Rabbi Laura Janner-Klausner, from the Reform Judaism movement, added: "We have their names, we know there are actually 387 of them.
"I've met some of them in Calais. Young, young children wandering around this refugee camp, who have a clear legal right to be here. And we should be letting them in today."
Campaigners say the children include 178 who have the right to come to the UK under an EU rule known as the Dublin III regulation because of their close family links in the country.
They say a further 209 are eligible under an immigration provision known as the Dubs Amendment.
The amendment to the Immigration Act, originally put forward by Lord Dubs, requires the government to arrange for the transfer to the UK and support of unaccompanied refugee children from Europe.
Lord Dubs, a Labour peer and long-time refugee campaigner, came to Britain as a child on the Kindertransport programme to escape Nazi persecution.

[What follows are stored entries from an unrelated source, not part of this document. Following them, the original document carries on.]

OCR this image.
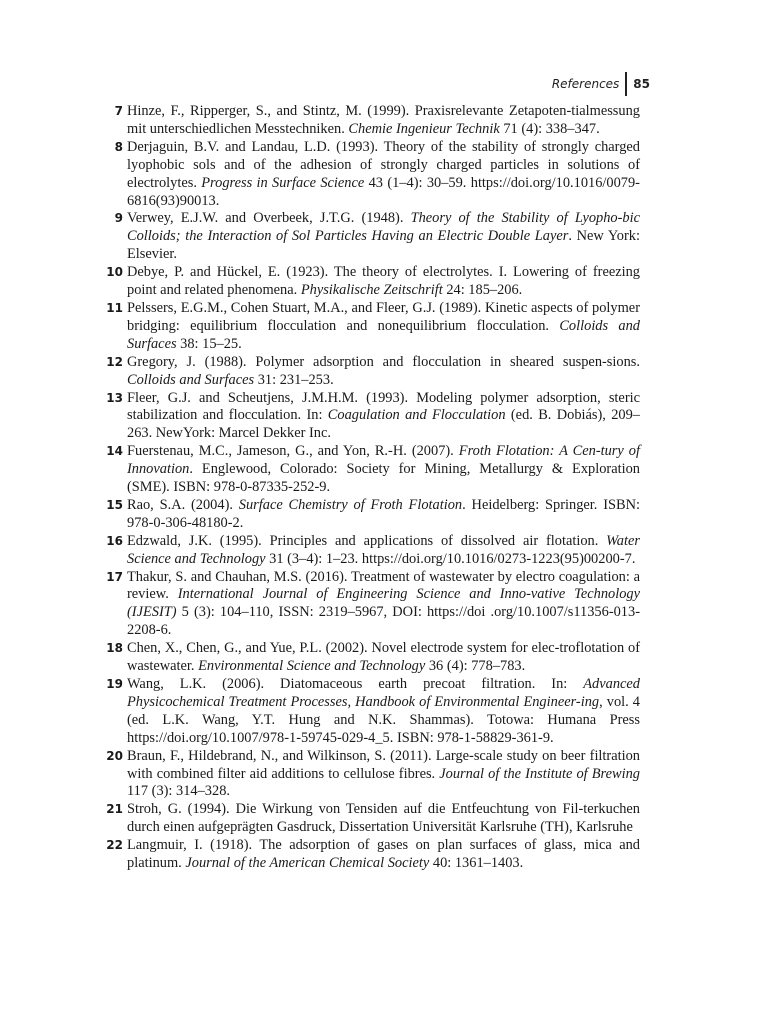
References 85
7 Hinze, F., Ripperger, S., and Stintz, M. (1999). Praxisrelevante Zetapoten-tialmessung mit unterschiedlichen Messtechniken. Chemie Ingenieur Technik 71 (4): 338–347.
8 Derjaguin, B.V. and Landau, L.D. (1993). Theory of the stability of strongly charged lyophobic sols and of the adhesion of strongly charged particles in solutions of electrolytes. Progress in Surface Science 43 (1–4): 30–59. https://doi.org/10.1016/0079-6816(93)90013.
9 Verwey, E.J.W. and Overbeek, J.T.G. (1948). Theory of the Stability of Lyopho-bic Colloids; the Interaction of Sol Particles Having an Electric Double Layer. New York: Elsevier.
10 Debye, P. and Hückel, E. (1923). The theory of electrolytes. I. Lowering of freezing point and related phenomena. Physikalische Zeitschrift 24: 185–206.
11 Pelssers, E.G.M., Cohen Stuart, M.A., and Fleer, G.J. (1989). Kinetic aspects of polymer bridging: equilibrium flocculation and nonequilibrium flocculation. Colloids and Surfaces 38: 15–25.
12 Gregory, J. (1988). Polymer adsorption and flocculation in sheared suspen-sions. Colloids and Surfaces 31: 231–253.
13 Fleer, G.J. and Scheutjens, J.M.H.M. (1993). Modeling polymer adsorption, steric stabilization and flocculation. In: Coagulation and Flocculation (ed. B. Dobiás), 209–263. NewYork: Marcel Dekker Inc.
14 Fuerstenau, M.C., Jameson, G., and Yon, R.-H. (2007). Froth Flotation: A Cen-tury of Innovation. Englewood, Colorado: Society for Mining, Metallurgy & Exploration (SME). ISBN: 978-0-87335-252-9.
15 Rao, S.A. (2004). Surface Chemistry of Froth Flotation. Heidelberg: Springer. ISBN: 978-0-306-48180-2.
16 Edzwald, J.K. (1995). Principles and applications of dissolved air flotation. Water Science and Technology 31 (3–4): 1–23. https://doi.org/10.1016/0273-1223(95)00200-7.
17 Thakur, S. and Chauhan, M.S. (2016). Treatment of wastewater by electro coagulation: a review. International Journal of Engineering Science and Inno-vative Technology (IJESIT) 5 (3): 104–110, ISSN: 2319–5967, DOI: https://doi .org/10.1007/s11356-013-2208-6.
18 Chen, X., Chen, G., and Yue, P.L. (2002). Novel electrode system for elec-troflotation of wastewater. Environmental Science and Technology 36 (4): 778–783.
19 Wang, L.K. (2006). Diatomaceous earth precoat filtration. In: Advanced Physicochemical Treatment Processes, Handbook of Environmental Engineer-ing, vol. 4 (ed. L.K. Wang, Y.T. Hung and N.K. Shammas). Totowa: Humana Press https://doi.org/10.1007/978-1-59745-029-4_5. ISBN: 978-1-58829-361-9.
20 Braun, F., Hildebrand, N., and Wilkinson, S. (2011). Large-scale study on beer filtration with combined filter aid additions to cellulose fibres. Journal of the Institute of Brewing 117 (3): 314–328.
21 Stroh, G. (1994). Die Wirkung von Tensiden auf die Entfeuchtung von Fil-terkuchen durch einen aufgeprägten Gasdruck, Dissertation Universität Karlsruhe (TH), Karlsruhe
22 Langmuir, I. (1918). The adsorption of gases on plan surfaces of glass, mica and platinum. Journal of the American Chemical Society 40: 1361–1403.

He has said: "I am deeply saddened that despite repeated calls from me and others, the government still seems to be dragging its feet on the commitments it made when the amendment in my name was accepted."
He called for Prime Minister Theresa May and the Home Office to take "immediate action".
Some of the children in Calais may be older teenagers, but should still be considered for asylum, he told BBC Radio 4's Today programme.
"Even 17-year-olds who've been traumatised by war and had their parents killed in front of them in, say, Syria, they're pretty vulnerable. They also need help."
He added: "Even the boys are pretty vulnerable. And they're liable to be taken into trafficking, into criminality and so on."
'Stretched to limit'
A Home Office spokeswoman commented on the campaigners' demands: "We are in active discussions with the UNHCR, other partner organisations and the Italian, Greek and French governments to strengthen and speed up mechanisms to identify, assess and transfer unaccompanied refugee children to the UK where this in their best interests."
The government was working "closely" with French officials to ensure children with family links in the UK are identified "without delay".
However, the Conservative council leader in Kent, Paul Carter, told the Today programme that resources in the county were already "stretched to the limit".
He said the council was looking after 1,500 young people aged under 18 who had arrived unaccompanied, costing between £40,000 and £50,000 "per young person".
Councillor Julian Bell, Labour leader of London's Ealing Borough Council, said earlier councils "stand ready to do our bit" but required co-operation from central government.